Shetty Divya, Kumari Shanvi, Gulati Nikita, Shetty Devi Charan
Department of Orthodontics and Dentofacial Orthopaedics and Research, I.T.S. Centre for Dental Studies and Research, Muradnagar, Ghaziabad, U.P, 201206, India.
Department of Oral and Maxillofacial Pathology and Microbiology, I.T.S. Centre for Dental Studies and Research, Muradnagar, Ghaziabad, U.P, 201206, India.
J Oral Biol Craniofac Res. 2025 Sep-Oct;15(5):1115-1122. doi: 10.1016/j.jobcr.2025.07.012. Epub 2025 Jul 28.

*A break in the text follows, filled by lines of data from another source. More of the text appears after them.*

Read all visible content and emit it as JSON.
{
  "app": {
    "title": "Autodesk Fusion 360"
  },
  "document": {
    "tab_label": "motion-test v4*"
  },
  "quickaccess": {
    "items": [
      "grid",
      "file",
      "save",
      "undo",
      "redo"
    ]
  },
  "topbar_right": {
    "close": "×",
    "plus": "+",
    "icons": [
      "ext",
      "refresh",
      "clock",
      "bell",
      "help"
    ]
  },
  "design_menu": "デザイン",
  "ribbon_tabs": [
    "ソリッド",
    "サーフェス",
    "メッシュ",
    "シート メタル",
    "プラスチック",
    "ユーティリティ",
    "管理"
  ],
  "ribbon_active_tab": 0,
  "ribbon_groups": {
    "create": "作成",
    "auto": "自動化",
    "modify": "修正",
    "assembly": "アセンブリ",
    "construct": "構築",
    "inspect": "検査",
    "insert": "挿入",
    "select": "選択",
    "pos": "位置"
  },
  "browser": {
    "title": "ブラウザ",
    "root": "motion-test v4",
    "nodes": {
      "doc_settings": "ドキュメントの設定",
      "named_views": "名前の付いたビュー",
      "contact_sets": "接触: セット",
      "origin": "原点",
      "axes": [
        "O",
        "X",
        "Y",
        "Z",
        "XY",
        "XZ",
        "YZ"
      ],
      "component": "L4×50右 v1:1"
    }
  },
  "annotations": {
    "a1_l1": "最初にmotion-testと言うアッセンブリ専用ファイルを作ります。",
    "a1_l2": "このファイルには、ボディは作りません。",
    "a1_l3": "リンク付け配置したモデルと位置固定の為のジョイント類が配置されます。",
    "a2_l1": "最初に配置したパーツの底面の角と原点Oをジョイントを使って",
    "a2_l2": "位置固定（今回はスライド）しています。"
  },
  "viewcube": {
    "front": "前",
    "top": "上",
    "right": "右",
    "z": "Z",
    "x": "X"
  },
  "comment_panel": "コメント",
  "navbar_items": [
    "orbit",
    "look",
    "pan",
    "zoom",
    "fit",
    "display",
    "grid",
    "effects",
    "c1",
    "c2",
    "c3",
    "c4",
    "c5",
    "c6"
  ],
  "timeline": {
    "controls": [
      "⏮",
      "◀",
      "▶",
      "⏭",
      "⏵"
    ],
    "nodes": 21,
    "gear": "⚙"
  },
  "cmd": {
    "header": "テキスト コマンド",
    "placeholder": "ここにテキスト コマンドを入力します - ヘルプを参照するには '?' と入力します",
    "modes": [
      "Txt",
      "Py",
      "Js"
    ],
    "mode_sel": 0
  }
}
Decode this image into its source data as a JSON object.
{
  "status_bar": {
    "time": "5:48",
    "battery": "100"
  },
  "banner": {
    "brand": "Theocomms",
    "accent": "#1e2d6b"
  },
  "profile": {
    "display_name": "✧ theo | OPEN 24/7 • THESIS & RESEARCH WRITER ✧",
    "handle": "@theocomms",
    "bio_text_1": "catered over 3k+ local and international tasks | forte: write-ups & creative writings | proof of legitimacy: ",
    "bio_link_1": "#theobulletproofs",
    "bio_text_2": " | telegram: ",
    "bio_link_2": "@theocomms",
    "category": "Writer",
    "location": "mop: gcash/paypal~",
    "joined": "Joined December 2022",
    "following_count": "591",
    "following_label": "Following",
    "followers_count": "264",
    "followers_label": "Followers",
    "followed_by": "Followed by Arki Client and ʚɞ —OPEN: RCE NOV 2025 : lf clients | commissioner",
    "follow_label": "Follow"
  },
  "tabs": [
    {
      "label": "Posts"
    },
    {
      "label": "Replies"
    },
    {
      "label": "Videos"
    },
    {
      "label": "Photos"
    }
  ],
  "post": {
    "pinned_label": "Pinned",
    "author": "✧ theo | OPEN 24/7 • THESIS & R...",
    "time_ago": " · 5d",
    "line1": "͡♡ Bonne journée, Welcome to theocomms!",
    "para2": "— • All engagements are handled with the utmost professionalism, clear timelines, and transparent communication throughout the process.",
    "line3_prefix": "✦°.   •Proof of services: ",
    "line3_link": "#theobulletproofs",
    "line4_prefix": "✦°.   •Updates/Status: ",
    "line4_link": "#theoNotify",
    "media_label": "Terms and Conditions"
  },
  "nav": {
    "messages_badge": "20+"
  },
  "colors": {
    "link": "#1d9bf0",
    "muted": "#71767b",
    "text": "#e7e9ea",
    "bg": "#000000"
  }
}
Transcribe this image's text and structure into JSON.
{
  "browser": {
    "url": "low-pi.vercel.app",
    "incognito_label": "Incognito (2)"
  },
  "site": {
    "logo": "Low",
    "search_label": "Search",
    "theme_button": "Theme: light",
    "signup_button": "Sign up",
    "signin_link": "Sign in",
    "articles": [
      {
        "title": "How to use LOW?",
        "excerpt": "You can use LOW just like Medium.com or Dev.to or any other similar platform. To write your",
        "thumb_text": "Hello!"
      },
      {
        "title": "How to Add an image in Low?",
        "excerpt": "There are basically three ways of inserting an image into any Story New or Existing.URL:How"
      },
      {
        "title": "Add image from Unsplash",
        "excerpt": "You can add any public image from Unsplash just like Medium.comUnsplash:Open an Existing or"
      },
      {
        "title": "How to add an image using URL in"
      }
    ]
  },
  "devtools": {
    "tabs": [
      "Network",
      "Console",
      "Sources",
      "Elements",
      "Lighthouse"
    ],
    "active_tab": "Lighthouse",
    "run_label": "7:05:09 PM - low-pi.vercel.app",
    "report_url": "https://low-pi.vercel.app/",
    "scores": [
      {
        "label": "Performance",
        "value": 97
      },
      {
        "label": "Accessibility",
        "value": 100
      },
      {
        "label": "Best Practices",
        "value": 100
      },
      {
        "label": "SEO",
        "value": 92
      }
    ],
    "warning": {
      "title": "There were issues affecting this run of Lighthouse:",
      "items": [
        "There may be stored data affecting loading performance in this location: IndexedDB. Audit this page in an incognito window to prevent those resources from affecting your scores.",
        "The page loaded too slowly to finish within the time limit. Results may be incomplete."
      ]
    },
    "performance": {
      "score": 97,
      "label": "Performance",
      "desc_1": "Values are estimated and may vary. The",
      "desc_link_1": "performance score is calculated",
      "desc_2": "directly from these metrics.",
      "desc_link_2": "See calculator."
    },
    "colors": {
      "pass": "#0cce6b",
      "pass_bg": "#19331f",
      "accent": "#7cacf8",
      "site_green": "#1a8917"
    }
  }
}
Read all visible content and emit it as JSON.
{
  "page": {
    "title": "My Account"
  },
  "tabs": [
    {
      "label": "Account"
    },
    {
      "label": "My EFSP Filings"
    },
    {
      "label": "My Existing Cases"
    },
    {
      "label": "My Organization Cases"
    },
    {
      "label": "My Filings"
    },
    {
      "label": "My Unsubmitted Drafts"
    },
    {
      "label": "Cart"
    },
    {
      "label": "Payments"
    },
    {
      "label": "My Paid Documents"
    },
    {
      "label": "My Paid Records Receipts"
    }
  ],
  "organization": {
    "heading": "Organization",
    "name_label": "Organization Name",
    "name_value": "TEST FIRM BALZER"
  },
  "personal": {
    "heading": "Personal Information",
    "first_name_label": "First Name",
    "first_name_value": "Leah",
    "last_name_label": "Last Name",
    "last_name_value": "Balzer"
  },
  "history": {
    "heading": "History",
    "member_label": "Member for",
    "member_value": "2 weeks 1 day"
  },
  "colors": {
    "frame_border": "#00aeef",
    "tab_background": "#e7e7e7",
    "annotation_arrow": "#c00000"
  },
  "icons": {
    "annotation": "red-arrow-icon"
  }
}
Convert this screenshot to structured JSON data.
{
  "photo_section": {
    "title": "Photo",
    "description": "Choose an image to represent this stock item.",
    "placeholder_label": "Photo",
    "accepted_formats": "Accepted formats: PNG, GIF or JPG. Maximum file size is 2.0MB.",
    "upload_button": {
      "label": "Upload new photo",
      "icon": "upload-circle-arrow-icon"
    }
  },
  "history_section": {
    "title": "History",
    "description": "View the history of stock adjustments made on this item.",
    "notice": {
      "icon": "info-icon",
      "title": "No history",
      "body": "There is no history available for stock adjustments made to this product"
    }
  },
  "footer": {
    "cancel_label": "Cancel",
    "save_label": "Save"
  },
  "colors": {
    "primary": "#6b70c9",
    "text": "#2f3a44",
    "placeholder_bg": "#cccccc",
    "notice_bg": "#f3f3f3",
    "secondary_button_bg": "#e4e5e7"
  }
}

Forensic odontology has gained prominence due to the reliability of dental evidence in investigations. Tooth enamel, a highly mineralized and durable tissue, resists postmortem degradation. If its histological features can accurately indicate age, species, or gender, it could serve as a valuable forensic tool. This study aimed to evaluate enamel structures histologically for age assessment.
A total of 120 premolar samples (ages 12-55) from the first quadrant were analysed. Linear enamel hypoplasia was examined using a stereomicroscope, followed by ground sections to count lamellae. Hypo-mineralization zones were assessed under a polarizing microscope using Magnus Pro morphometric software.
The best variable for determining age was found by examining three distinct predictive accuracy models; the C5.0 model had the highest accuracy (85.30 %), followed by the CRT model (60.80 %) and the CHAID model (58.30 %). The lamellae number was the most significant predictor of age, with age group 2 (0.853) followed by group 1 (0.790) and group 3 (0.659).
Each individual has a unique enamel profile, which can aid in identifying victims of mass disasters or severely damaged remains. Dentists are encouraged to routinely document enamel defects to support future forensic comparisons with dental records.
由于牙科证据在调查中的可靠性,法医牙科学已变得日益重要。牙釉质是一种高度矿化且耐用的组织,能抵抗死后降解。如果其组织学特征能准确指示年龄、物种或性别,它可作为一种有价值的法医工具。本研究旨在从组织学角度评估牙釉质结构以进行年龄评估。
对来自第一象限的总共120颗前磨牙样本(年龄12 - 55岁)进行分析。使用体视显微镜检查线性牙釉质发育不全,随后制作磨片以计数釉板。使用Magnus Pro形态测量软件在偏光显微镜下评估矿化不足区域。
通过检查三种不同的预测准确性模型,发现了用于确定年龄的最佳变量;C5.0模型的准确性最高(85.30%),其次是CRT模型(60.80%)和CHAID模型(58.30%)。釉板数量是年龄的最显著预测指标,年龄组2(0.853)其次是年龄组1(0.790)和年龄组3(0.659)。
每个人都有独特的牙釉质特征,这有助于识别大规模灾难的受害者或严重受损的遗体。鼓励牙医常规记录牙釉质缺陷,以支持未来与牙科记录进行法医比对。